Fot. Agnieszka Jankowska

Po tym jak w kilku miejscowościach pojawiły się żółte tablice nazywające radnego konfidentem, świadkami konfliktu szybko stała się cała gmina. W obronie dobrego imienia radnego solidarnie stanęli inni radni, jednak sąd, do którego się zwrócili, stwierdził: nie ma nazwiska, nie ma winy. Komentarz przedsiębiorcy przyszedł szybko – tym razem z nazwiskami.

Przypomnijmy, wiosną w Składowicach wybuchł otwarty konflikt między radnym a właścicielami betoniarni. Radny zarzucił przedsiębiorcy łamanie praw, ten oskarżył radnego o donosicielstwo i w kilku punktach we wsi postawił żółte tablice. Choć tablice nie oskarżały nikogo wprost, ani mieszkańcy, ani radni nie mieli wątpliwości, o kogo chodzi.

W odpowiedzi na billboardy, które pojawiły się także w innych wsiach, sześciu radnych klubu Razem dla Gminy Lubin solidarnie złożyło pozew cywilny przeciwko przedsiębiorcy, uważając, że nazwanie radnego konfidentem obraża wszystkich sprawujących tę funkcję.
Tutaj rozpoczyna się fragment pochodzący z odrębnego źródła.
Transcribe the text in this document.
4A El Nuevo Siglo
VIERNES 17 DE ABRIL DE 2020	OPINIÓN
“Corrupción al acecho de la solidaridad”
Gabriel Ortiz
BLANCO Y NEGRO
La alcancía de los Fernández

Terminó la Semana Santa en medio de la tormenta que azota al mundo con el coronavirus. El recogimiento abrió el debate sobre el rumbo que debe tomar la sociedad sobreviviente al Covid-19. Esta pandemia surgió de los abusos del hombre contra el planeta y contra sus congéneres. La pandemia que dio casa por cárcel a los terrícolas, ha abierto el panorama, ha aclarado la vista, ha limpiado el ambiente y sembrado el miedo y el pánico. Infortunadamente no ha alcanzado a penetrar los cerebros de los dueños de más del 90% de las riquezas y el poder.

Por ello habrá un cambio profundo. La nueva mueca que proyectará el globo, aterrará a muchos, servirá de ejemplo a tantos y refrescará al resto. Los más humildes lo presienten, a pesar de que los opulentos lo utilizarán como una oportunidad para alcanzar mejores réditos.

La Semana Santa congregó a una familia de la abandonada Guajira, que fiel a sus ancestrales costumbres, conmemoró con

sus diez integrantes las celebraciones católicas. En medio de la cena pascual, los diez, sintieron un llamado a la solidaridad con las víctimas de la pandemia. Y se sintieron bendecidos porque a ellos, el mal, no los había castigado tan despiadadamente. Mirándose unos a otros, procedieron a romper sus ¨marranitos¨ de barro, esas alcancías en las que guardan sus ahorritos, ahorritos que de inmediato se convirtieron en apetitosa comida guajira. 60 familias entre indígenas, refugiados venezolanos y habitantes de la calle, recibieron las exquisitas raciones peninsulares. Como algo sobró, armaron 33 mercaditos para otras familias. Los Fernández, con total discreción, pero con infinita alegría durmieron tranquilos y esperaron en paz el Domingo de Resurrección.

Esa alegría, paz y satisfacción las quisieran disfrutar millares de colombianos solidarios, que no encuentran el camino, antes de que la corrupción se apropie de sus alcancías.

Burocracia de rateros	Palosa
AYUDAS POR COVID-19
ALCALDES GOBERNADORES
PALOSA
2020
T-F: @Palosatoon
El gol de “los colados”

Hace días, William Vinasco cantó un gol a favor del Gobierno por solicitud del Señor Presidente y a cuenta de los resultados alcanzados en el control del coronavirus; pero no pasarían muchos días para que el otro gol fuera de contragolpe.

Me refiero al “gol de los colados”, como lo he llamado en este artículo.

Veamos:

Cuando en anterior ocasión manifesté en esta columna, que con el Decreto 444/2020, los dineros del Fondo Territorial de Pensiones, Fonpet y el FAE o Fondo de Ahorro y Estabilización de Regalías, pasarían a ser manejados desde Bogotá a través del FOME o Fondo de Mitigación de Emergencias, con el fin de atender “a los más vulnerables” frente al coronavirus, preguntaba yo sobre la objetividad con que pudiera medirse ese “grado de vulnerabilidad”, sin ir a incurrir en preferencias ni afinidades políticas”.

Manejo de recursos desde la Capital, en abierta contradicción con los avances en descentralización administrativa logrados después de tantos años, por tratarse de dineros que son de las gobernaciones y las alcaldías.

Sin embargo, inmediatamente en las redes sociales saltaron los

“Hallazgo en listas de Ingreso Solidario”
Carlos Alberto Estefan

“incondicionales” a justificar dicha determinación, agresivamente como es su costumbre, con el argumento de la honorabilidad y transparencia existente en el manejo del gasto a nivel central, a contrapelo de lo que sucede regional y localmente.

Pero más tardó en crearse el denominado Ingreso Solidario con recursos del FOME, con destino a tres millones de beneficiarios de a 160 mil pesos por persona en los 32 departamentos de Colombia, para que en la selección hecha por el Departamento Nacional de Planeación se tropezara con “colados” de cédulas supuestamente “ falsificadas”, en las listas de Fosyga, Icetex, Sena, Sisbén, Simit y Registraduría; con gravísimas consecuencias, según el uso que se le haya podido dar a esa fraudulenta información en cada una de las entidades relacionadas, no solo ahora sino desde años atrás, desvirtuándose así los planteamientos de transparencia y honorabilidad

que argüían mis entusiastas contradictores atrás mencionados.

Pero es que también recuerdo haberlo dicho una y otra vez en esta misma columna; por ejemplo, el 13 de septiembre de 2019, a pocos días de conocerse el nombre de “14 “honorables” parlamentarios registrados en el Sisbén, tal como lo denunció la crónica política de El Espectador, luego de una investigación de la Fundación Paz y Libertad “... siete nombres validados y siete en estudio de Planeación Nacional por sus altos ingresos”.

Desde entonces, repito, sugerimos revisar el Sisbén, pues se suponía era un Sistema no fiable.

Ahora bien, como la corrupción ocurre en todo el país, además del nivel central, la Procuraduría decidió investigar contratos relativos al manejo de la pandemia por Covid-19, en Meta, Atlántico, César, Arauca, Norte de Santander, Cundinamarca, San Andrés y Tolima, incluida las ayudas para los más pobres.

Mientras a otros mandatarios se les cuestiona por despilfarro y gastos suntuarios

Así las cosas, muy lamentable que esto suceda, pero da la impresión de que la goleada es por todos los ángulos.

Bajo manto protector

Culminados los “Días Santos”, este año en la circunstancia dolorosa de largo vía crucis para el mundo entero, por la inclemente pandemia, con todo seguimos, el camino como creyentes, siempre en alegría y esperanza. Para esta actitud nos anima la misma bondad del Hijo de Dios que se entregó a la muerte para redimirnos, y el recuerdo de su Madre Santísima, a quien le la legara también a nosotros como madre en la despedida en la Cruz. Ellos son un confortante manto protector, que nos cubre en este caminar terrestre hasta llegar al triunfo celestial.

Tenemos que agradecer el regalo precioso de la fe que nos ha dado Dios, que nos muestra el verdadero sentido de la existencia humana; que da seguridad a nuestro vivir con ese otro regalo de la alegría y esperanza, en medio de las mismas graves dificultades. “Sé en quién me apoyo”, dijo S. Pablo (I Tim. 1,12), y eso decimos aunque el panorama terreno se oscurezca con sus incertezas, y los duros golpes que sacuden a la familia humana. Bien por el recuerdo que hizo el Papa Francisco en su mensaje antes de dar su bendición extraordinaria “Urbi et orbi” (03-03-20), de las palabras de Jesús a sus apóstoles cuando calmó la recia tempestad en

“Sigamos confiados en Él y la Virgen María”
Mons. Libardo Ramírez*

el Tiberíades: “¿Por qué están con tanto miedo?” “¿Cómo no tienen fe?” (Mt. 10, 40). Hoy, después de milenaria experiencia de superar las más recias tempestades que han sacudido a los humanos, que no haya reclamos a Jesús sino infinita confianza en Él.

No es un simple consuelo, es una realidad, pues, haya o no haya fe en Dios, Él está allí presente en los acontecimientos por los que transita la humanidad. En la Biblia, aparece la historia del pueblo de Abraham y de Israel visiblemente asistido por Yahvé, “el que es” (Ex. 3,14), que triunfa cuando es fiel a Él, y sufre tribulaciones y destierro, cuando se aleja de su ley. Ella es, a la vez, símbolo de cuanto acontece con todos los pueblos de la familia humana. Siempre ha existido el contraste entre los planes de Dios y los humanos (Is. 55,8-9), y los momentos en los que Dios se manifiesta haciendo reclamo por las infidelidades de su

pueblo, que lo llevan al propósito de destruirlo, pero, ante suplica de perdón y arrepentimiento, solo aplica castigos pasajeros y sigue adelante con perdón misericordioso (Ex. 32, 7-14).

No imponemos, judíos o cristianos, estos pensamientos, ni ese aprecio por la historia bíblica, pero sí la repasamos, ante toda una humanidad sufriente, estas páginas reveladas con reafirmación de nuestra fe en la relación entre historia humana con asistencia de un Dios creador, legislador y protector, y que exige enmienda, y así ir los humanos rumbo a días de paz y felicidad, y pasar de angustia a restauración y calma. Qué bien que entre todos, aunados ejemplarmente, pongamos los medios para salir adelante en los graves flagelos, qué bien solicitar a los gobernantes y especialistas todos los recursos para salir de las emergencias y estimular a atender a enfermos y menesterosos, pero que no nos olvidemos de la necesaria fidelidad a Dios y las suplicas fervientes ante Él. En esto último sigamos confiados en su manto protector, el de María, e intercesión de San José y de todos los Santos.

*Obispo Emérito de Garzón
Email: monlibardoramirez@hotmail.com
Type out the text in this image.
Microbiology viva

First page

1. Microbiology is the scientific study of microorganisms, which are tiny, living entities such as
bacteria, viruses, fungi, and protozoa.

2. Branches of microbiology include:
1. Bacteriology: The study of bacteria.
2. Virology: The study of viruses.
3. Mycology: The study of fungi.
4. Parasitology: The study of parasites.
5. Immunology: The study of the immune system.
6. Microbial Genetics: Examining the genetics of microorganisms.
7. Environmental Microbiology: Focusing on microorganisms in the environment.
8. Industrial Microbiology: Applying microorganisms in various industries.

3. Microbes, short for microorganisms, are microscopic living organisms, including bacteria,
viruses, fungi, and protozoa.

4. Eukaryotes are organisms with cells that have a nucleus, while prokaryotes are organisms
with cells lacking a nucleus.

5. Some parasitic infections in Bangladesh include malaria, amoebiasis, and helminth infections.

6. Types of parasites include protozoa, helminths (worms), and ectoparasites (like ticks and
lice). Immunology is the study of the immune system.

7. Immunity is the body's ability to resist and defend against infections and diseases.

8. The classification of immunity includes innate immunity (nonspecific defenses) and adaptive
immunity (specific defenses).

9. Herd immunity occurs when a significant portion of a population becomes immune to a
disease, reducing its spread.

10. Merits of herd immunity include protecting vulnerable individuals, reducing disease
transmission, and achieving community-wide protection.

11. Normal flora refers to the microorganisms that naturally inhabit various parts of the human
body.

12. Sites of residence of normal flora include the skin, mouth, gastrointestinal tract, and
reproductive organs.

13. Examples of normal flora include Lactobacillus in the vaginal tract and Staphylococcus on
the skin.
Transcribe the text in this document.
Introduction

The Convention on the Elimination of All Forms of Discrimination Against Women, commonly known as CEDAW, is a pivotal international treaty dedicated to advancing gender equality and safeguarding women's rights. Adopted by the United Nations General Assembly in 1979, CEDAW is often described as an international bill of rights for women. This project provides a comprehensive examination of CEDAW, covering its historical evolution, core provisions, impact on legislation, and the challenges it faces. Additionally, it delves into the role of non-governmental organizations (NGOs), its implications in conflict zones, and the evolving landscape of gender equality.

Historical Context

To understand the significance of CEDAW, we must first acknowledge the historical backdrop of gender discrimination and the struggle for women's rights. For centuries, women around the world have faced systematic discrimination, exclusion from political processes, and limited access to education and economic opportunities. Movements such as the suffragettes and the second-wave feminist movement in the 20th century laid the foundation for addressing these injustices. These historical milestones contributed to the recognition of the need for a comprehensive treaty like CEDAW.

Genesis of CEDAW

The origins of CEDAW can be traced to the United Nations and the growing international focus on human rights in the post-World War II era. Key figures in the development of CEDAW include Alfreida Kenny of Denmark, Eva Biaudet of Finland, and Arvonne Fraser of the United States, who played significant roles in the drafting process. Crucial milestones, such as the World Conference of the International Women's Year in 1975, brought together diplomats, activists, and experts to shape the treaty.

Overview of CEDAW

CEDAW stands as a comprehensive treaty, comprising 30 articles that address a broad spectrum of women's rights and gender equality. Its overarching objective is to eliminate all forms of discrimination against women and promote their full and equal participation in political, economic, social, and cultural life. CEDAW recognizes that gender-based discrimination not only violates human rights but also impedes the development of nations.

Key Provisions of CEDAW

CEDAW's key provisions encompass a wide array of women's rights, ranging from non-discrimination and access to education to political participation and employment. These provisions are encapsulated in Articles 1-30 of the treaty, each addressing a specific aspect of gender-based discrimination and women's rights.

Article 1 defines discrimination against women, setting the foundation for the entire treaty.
Fot. Katarzyna Woźniakowska

Sąd pierwszej instancji uznał jednak, że skoro nikt z nazwiska wymieniony nie został, to przewinienia nie ma. Tę opinię podtrzymał sąd drugiej instancji.

Usatysfakcjonowany wyrokiem Zenon Franczak odpowiedział radnym po swojemu – billboardem, ale tym razem wymienia na nim radnych z nazwiska. Ci zapowiedzieli, że ponownie wystąpią do sądu.

Przedsiębiorca najpierw rozmawiać z nami nie chciał, ostatecznie zgodził się udzielić komentarza i odpowiedzieć na pytanie, czy nie obawia się, że teraz, gdy na plakacie wymienia konkretne osoby, sąd rozpatrzy sprawę na jego niekorzyść.

– Chcą iść znowu do sądu, niech idą – mówi. – Ja się niczego nie boję, ja jestem Zenon Franczak i mi to lata.

Zniesmaczenia obrotem spraw nie kryją radni.

– Zamiast przeprosić mieszkańców i naprawić wyrządzone szkody, to pan Franczak zasypał śmieci, wyrównał teren i udaje, że wszystko jest w jak najlepszym porządku i nie było sprawy. Na dodatek mści się za to, że my, jako radni, podjęliśmy działania w obronie zdrowia mieszkańców, całą sprawę traktuje jak zabawę kosztem innych mieszkańców, a urzędy pozostają bezradne w walce z kolejnym dzikim składowiskiem – mówi Krzysztof Łukowski.

Najwyraźniej w tym konflikcie ostatnie słowo nie zostało powiedziane i możemy się spodziewać, że – cytując przedsiębiorcę – będzie wesoło.